Santo Amaro é considerada por organizações ambientais internacionais como a cidade mais poluída por chumbo do mundo. Desde 1960 a metalurgia de chumbo acumulou 500 mil toneladas de escória amontoadas em plena cidade. O minério vinha de Boquira, município do interior da Bahia, transportado em caçambas até Santo Amaro e transformado em lingotes de chumbo.

A indústria funcionou até 1993 quando foi fechada com base nas novas legislações ambientais. O refugo contaminado chegou a servir de reboco para residências, usado para pavimentação urbana e boa parte escorreu para o rio Subaé, indo poluir as águas da Baía de Todos os Santos. Daí Caetano desejar mandar os malditos embora.

É uma vitória do Governo Jaques Wagner (PT).

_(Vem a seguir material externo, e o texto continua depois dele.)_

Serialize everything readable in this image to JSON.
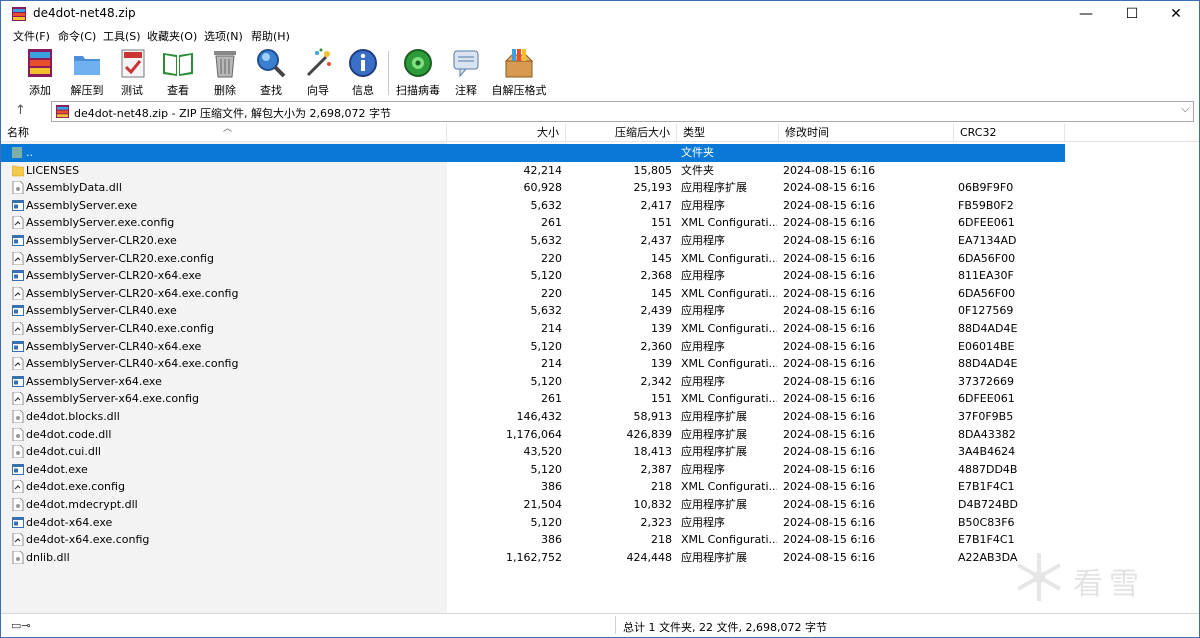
{
  "window": {
    "title": "de4dot-net48.zip",
    "controls": {
      "minimize": "—",
      "maximize": "☐",
      "close": "✕"
    }
  },
  "menu": [
    "文件(F)",
    "命令(C)",
    "工具(S)",
    "收藏夹(O)",
    "选项(N)",
    "帮助(H)"
  ],
  "toolbar": [
    {
      "label": "添加",
      "icon": "add-icon"
    },
    {
      "label": "解压到",
      "icon": "extract-icon"
    },
    {
      "label": "测试",
      "icon": "test-icon"
    },
    {
      "label": "查看",
      "icon": "view-icon"
    },
    {
      "label": "删除",
      "icon": "delete-icon"
    },
    {
      "label": "查找",
      "icon": "find-icon"
    },
    {
      "label": "向导",
      "icon": "wizard-icon"
    },
    {
      "label": "信息",
      "icon": "info-icon"
    },
    {
      "label": "扫描病毒",
      "icon": "virus-scan-icon"
    },
    {
      "label": "注释",
      "icon": "comment-icon"
    },
    {
      "label": "自解压格式",
      "icon": "sfx-icon"
    }
  ],
  "address": {
    "text": "de4dot-net48.zip - ZIP 压缩文件, 解包大小为 2,698,072 字节"
  },
  "columns": {
    "name": "名称",
    "size": "大小",
    "packed": "压缩后大小",
    "type": "类型",
    "modified": "修改时间",
    "crc": "CRC32"
  },
  "rows": [
    {
      "name": "..",
      "size": "",
      "packed": "",
      "type": "文件夹",
      "modified": "",
      "crc": "",
      "icon": "parent-folder-icon",
      "selected": true
    },
    {
      "name": "LICENSES",
      "size": "42,214",
      "packed": "15,805",
      "type": "文件夹",
      "modified": "2024-08-15 6:16",
      "crc": "",
      "icon": "folder-icon"
    },
    {
      "name": "AssemblyData.dll",
      "size": "60,928",
      "packed": "25,193",
      "type": "应用程序扩展",
      "modified": "2024-08-15 6:16",
      "crc": "06B9F9F0",
      "icon": "dll-icon"
    },
    {
      "name": "AssemblyServer.exe",
      "size": "5,632",
      "packed": "2,417",
      "type": "应用程序",
      "modified": "2024-08-15 6:16",
      "crc": "FB59B0F2",
      "icon": "exe-icon"
    },
    {
      "name": "AssemblyServer.exe.config",
      "size": "261",
      "packed": "151",
      "type": "XML Configurati...",
      "modified": "2024-08-15 6:16",
      "crc": "6DFEE061",
      "icon": "config-icon"
    },
    {
      "name": "AssemblyServer-CLR20.exe",
      "size": "5,632",
      "packed": "2,437",
      "type": "应用程序",
      "modified": "2024-08-15 6:16",
      "crc": "EA7134AD",
      "icon": "exe-icon"
    },
    {
      "name": "AssemblyServer-CLR20.exe.config",
      "size": "220",
      "packed": "145",
      "type": "XML Configurati...",
      "modified": "2024-08-15 6:16",
      "crc": "6DA56F00",
      "icon": "config-icon"
    },
    {
      "name": "AssemblyServer-CLR20-x64.exe",
      "size": "5,120",
      "packed": "2,368",
      "type": "应用程序",
      "modified": "2024-08-15 6:16",
      "crc": "811EA30F",
      "icon": "exe-icon"
    },
    {
      "name": "AssemblyServer-CLR20-x64.exe.config",
      "size": "220",
      "packed": "145",
      "type": "XML Configurati...",
      "modified": "2024-08-15 6:16",
      "crc": "6DA56F00",
      "icon": "config-icon"
    },
    {
      "name": "AssemblyServer-CLR40.exe",
      "size": "5,632",
      "packed": "2,439",
      "type": "应用程序",
      "modified": "2024-08-15 6:16",
      "crc": "0F127569",
      "icon": "exe-icon"
    },
    {
      "name": "AssemblyServer-CLR40.exe.config",
      "size": "214",
      "packed": "139",
      "type": "XML Configurati...",
      "modified": "2024-08-15 6:16",
      "crc": "88D4AD4E",
      "icon": "config-icon"
    },
    {
      "name": "AssemblyServer-CLR40-x64.exe",
      "size": "5,120",
      "packed": "2,360",
      "type": "应用程序",
      "modified": "2024-08-15 6:16",
      "crc": "E06014BE",
      "icon": "exe-icon"
    },
    {
      "name": "AssemblyServer-CLR40-x64.exe.config",
      "size": "214",
      "packed": "139",
      "type": "XML Configurati...",
      "modified": "2024-08-15 6:16",
      "crc": "88D4AD4E",
      "icon": "config-icon"
    },
    {
      "name": "AssemblyServer-x64.exe",
      "size": "5,120",
      "packed": "2,342",
      "type": "应用程序",
      "modified": "2024-08-15 6:16",
      "crc": "37372669",
      "icon": "exe-icon"
    },
    {
      "name": "AssemblyServer-x64.exe.config",
      "size": "261",
      "packed": "151",
      "type": "XML Configurati...",
      "modified": "2024-08-15 6:16",
      "crc": "6DFEE061",
      "icon": "config-icon"
    },
    {
      "name": "de4dot.blocks.dll",
      "size": "146,432",
      "packed": "58,913",
      "type": "应用程序扩展",
      "modified": "2024-08-15 6:16",
      "crc": "37F0F9B5",
      "icon": "dll-icon"
    },
    {
      "name": "de4dot.code.dll",
      "size": "1,176,064",
      "packed": "426,839",
      "type": "应用程序扩展",
      "modified": "2024-08-15 6:16",
      "crc": "8DA43382",
      "icon": "dll-icon"
    },
    {
      "name": "de4dot.cui.dll",
      "size": "43,520",
      "packed": "18,413",
      "type": "应用程序扩展",
      "modified": "2024-08-15 6:16",
      "crc": "3A4B4624",
      "icon": "dll-icon"
    },
    {
      "name": "de4dot.exe",
      "size": "5,120",
      "packed": "2,387",
      "type": "应用程序",
      "modified": "2024-08-15 6:16",
      "crc": "4887DD4B",
      "icon": "exe-icon"
    },
    {
      "name": "de4dot.exe.config",
      "size": "386",
      "packed": "218",
      "type": "XML Configurati...",
      "modified": "2024-08-15 6:16",
      "crc": "E7B1F4C1",
      "icon": "config-icon"
    },
    {
      "name": "de4dot.mdecrypt.dll",
      "size": "21,504",
      "packed": "10,832",
      "type": "应用程序扩展",
      "modified": "2024-08-15 6:16",
      "crc": "D4B724BD",
      "icon": "dll-icon"
    },
    {
      "name": "de4dot-x64.exe",
      "size": "5,120",
      "packed": "2,323",
      "type": "应用程序",
      "modified": "2024-08-15 6:16",
      "crc": "B50C83F6",
      "icon": "exe-icon"
    },
    {
      "name": "de4dot-x64.exe.config",
      "size": "386",
      "packed": "218",
      "type": "XML Configurati...",
      "modified": "2024-08-15 6:16",
      "crc": "E7B1F4C1",
      "icon": "config-icon"
    },
    {
      "name": "dnlib.dll",
      "size": "1,162,752",
      "packed": "424,448",
      "type": "应用程序扩展",
      "modified": "2024-08-15 6:16",
      "crc": "A22AB3DA",
      "icon": "dll-icon"
    }
  ],
  "status": {
    "text": "总计 1 文件夹, 22 文件, 2,698,072 字节"
  },
  "watermark": {
    "text": "看雪"
  }
}
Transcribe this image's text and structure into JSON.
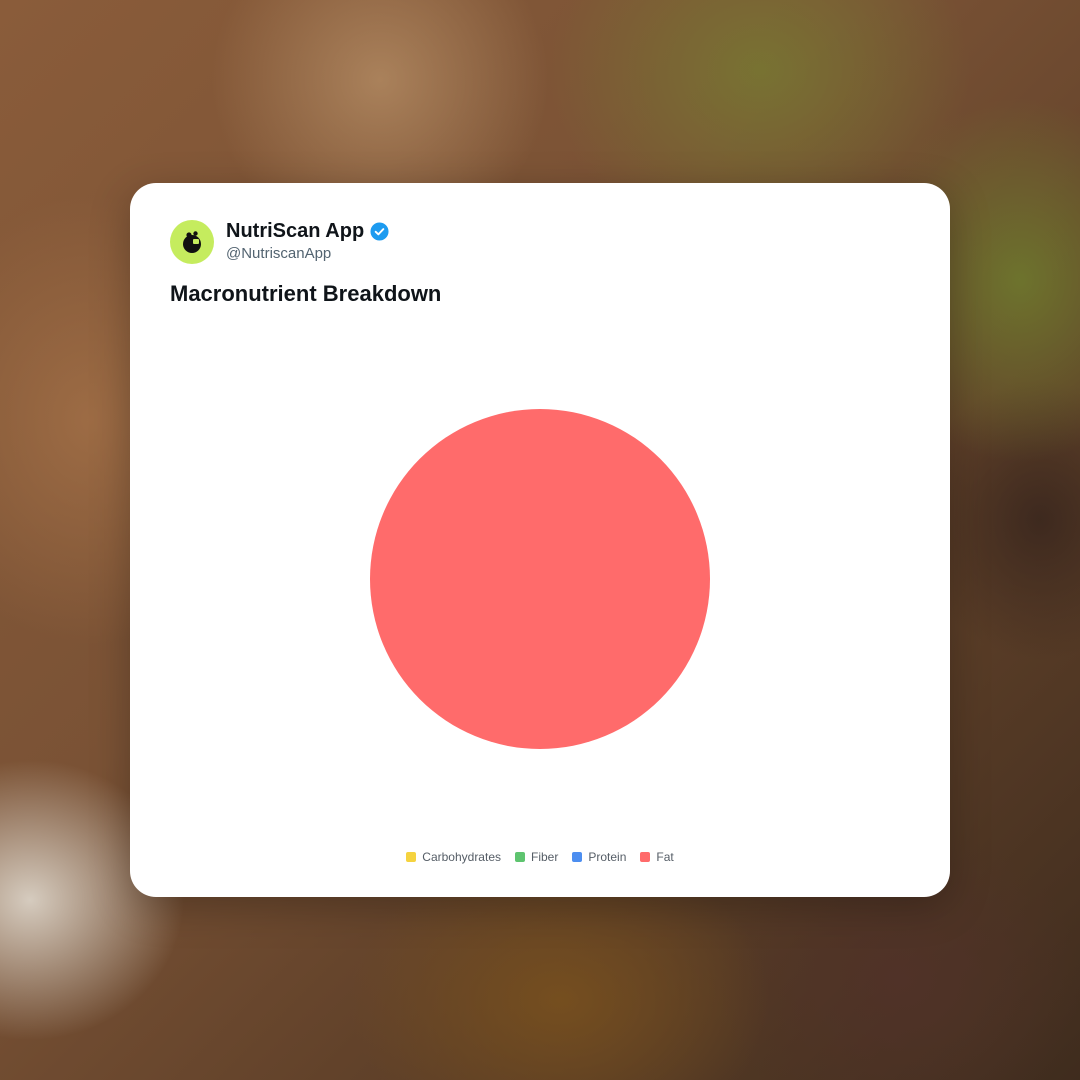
{
  "account": {
    "display_name": "NutriScan App",
    "handle": "@NutriscanApp",
    "avatar_icon": "nutriscan-logo-icon",
    "verified_icon": "verified-badge-icon",
    "avatar_color": "#c5ec5e",
    "verified_color": "#1d9bf0"
  },
  "chart_data": {
    "type": "pie",
    "title": "Macronutrient Breakdown",
    "categories": [
      "Carbohydrates",
      "Fiber",
      "Protein",
      "Fat"
    ],
    "values": [
      0,
      0,
      0,
      100
    ],
    "colors": [
      "#f5d33f",
      "#5ec46f",
      "#4c8ef0",
      "#ff6b6b"
    ],
    "legend_position": "bottom"
  }
}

Segundo informa a Gazeta Mercantil (sexta-feira, 6 e 7 de julho de 2007), todo o processo de escolha da metodologia para o reprocessamento da escória foi coordenado pela Secretaria de Ciência e Tecnologia e Inovação (Secti). O CRA já concedeu a licença ambiental.

A Bolland vai tratar a escória a partir da hidrometalurgia, um processo de tecnologia limpa. A escória será misturada com uma solução de ácido clorídrico e água, para que os metais possam ser dissolvidos. É um sistema fechado onde o material circula até ficar saturado.

Desta vez, o refugo que não for reaproveitado será levado para uma unidade de tratamento de resíduos da Cetrel, no Pólo Petroquímico de Camaçari. Do reprocessamento vai sair o óxido de ferro, usado na fabricação de tintas, o óxido de sinco que tem aplicações industriais e o chumbo metálico, usado na indústria de baterias de veículos.

É uma derrota histórica para o carlismo – leia-se ACM, César Borges e Paulo Souto.

Durante décadas parte da população atingida por doenças vinha se mobilizando por uma intervenção do Estado. Santo Amaro já recebeu visita de parlamentares verdes como Fernando Gabeira e do movimento negro, como Luis Alberto (PT).

Há pouco tempo recebeu uma delegação de jornalistas franceses a convite do ministro Gilberto Gil. Os jornalistas foram acompanhados pelo então deputado estadual da Bahia, jornalista e escritor Emiliano José (PT). Um bom clipping está no site do ex-deputado (www.emilianojose.com.br). Acadêmicos da Universidade Federal da Bahia e de universidades paulistas pesquisam há anos a saúde da população atingida.

Pessoalmente, vi slides de um médico local, documentando as dezenas de casos de crianças nascidas sem cérebro. Visitei casas de trabalhadores aposentados e fui levado à sede da Associação das Vítimas da Contaminação por Chumbo, Cádmio, Mercúrio e Outros Elementos Químicos (Avvica), liderada pelo “d. Quixote de La Mancha”, Adailson Pereira Moura.

Também acompanhei os jornalistas franceses na visita a Santo Amaro. Tivemos que arrebentar os cadeados dos portões para entrar na antiga fábrica, com uma liminar judicial e apoio da Polícia Militar.

É uma lástima que o carlismo tenha lavado as mãos. Muitas vidas teriam sido poupadas. Muito metal pesado teria deixado de contaminar as águas da Baía de Todos os Santos. O saturnismo, o câncer, a leucopenia, que acometem antigos trabalhadores poderiam ter feito menos estrago.

Sexta-feira vou subir a Colina Sagrada, à Igreja do Senhor do Bonfim, agradecer a Oxalá pela vitória de Jaques Wagner e pedir mais sabedoria política para a cúpula sindical que diz representar os professores da Bahia.